Using PCR, or polymerase chain reaction, technology and sequence matching, scientists decipher, letter by letter, each word.
“Once we have the words, each particular alga will have the same word spelled in different ways. In some of them, the words will be very similar because they are closely related to each other. The more different the words look, the more they are distantly related.”
In addition to scientists’ natural desire to know more about the world surrounding us, Lopez mentions practical reasons why it’s important to know which species are related.
“Let’s say one alga is used in the production of a chemical that we use in industry. That’s the only one. If we discover which of the other algae are the most closely related to that economically important alga, we know that the other algae should have the same chemical components. Therefore, we can use the others as the source for our technological process.”
Some invasive species of algae have proven toxic and, when found in sufficient quantities outside their place of origin, have led to government shutdown of fisheries, damaging the economy, but protecting the safety of consumers.

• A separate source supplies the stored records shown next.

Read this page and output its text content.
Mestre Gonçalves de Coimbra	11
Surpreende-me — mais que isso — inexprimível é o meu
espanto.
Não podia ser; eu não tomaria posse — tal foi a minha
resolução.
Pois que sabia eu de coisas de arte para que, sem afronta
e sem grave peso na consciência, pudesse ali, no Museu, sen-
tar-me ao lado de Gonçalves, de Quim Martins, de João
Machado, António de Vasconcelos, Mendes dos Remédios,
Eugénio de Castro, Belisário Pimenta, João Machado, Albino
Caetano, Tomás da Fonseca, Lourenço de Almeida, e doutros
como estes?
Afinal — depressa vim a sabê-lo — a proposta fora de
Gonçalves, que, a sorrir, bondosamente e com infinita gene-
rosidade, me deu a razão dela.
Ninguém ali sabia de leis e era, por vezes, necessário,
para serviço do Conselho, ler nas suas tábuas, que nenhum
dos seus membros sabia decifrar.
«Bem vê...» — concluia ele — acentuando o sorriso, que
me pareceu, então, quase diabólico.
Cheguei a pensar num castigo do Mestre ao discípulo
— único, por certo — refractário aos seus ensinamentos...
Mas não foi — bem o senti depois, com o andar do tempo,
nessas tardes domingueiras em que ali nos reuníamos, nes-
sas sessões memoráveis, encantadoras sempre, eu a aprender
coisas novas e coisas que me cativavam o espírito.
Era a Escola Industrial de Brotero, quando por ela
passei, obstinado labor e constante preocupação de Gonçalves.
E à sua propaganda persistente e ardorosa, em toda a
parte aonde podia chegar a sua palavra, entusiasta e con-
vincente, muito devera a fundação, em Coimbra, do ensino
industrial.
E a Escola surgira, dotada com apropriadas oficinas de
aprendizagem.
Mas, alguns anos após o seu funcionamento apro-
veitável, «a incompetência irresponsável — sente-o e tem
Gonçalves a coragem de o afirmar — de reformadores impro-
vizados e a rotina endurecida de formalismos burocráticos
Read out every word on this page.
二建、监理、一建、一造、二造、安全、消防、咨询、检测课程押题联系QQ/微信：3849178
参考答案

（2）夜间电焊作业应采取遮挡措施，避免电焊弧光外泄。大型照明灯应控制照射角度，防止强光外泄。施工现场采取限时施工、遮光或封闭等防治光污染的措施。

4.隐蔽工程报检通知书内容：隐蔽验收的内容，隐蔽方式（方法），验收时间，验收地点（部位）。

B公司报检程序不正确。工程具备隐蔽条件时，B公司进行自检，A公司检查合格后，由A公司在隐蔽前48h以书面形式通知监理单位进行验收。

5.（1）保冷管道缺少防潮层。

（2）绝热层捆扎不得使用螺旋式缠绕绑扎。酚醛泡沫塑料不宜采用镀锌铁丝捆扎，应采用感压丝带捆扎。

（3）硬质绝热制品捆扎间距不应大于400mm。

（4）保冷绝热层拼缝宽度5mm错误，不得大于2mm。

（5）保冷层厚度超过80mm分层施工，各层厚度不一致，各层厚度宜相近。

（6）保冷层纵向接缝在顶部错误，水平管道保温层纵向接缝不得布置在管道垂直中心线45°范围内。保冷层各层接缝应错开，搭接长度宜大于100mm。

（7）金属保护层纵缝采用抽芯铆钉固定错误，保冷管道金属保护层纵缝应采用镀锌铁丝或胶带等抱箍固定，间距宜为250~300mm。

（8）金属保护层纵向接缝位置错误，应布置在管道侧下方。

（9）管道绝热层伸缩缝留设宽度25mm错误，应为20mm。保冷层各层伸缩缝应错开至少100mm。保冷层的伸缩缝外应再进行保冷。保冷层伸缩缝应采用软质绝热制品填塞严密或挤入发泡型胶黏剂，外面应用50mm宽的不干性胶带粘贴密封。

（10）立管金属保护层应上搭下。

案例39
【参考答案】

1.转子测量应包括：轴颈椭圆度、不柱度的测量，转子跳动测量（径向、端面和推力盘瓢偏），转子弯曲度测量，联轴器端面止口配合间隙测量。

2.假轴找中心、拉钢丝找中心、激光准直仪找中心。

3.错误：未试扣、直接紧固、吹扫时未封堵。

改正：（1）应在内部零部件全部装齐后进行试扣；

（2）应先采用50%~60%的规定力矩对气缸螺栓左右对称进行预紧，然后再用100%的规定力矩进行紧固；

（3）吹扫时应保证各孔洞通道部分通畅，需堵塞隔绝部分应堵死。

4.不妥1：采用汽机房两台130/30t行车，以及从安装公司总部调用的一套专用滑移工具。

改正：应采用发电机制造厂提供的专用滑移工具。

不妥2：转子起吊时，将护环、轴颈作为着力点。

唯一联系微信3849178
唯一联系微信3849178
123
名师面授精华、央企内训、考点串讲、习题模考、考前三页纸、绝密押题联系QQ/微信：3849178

“Only some are toxic,” Lopez says. “Others are not. If you make the right call, calling a species toxic might save the life of a local fishery and maybe the life of people, but if you make the wrong call when these are not toxic, then you might be damaging the economy of a region. How can you tell? Well, by DNA analyses you can do this very fast.”
Lopez says he was first drawn to studying algae in college because he enjoyed working with microscopes and plants. Plus, he says, little was, and is, known about them. Although ranging in size from microscopic to several feet in length, they are understudied, he says. This is, at least in part, because they live in ocean environments making them difficult to collect and study.
Lopez says he doesn’t have a favorite type, but when he discovers a new species or lineage of algae – as he’s done several times – he says he thinks he understands the thrills explorers felt hundreds of years ago.
“Imagine the people in the 1830s when Queen Victoria sent all these famous explorers all over the world to bring to Europe, for the first time, things they would have never seen before – a kangaroo – or other things completely unexpected. We’re still doing the same thing – except with algae.
“We are uncovering things that humans have never seen before and, to me, it’s like living in those times when you could explore new worlds, explore new environments, and you have no idea what you are going to find. That’s what attracts me – always the cryptic nature of these algae.”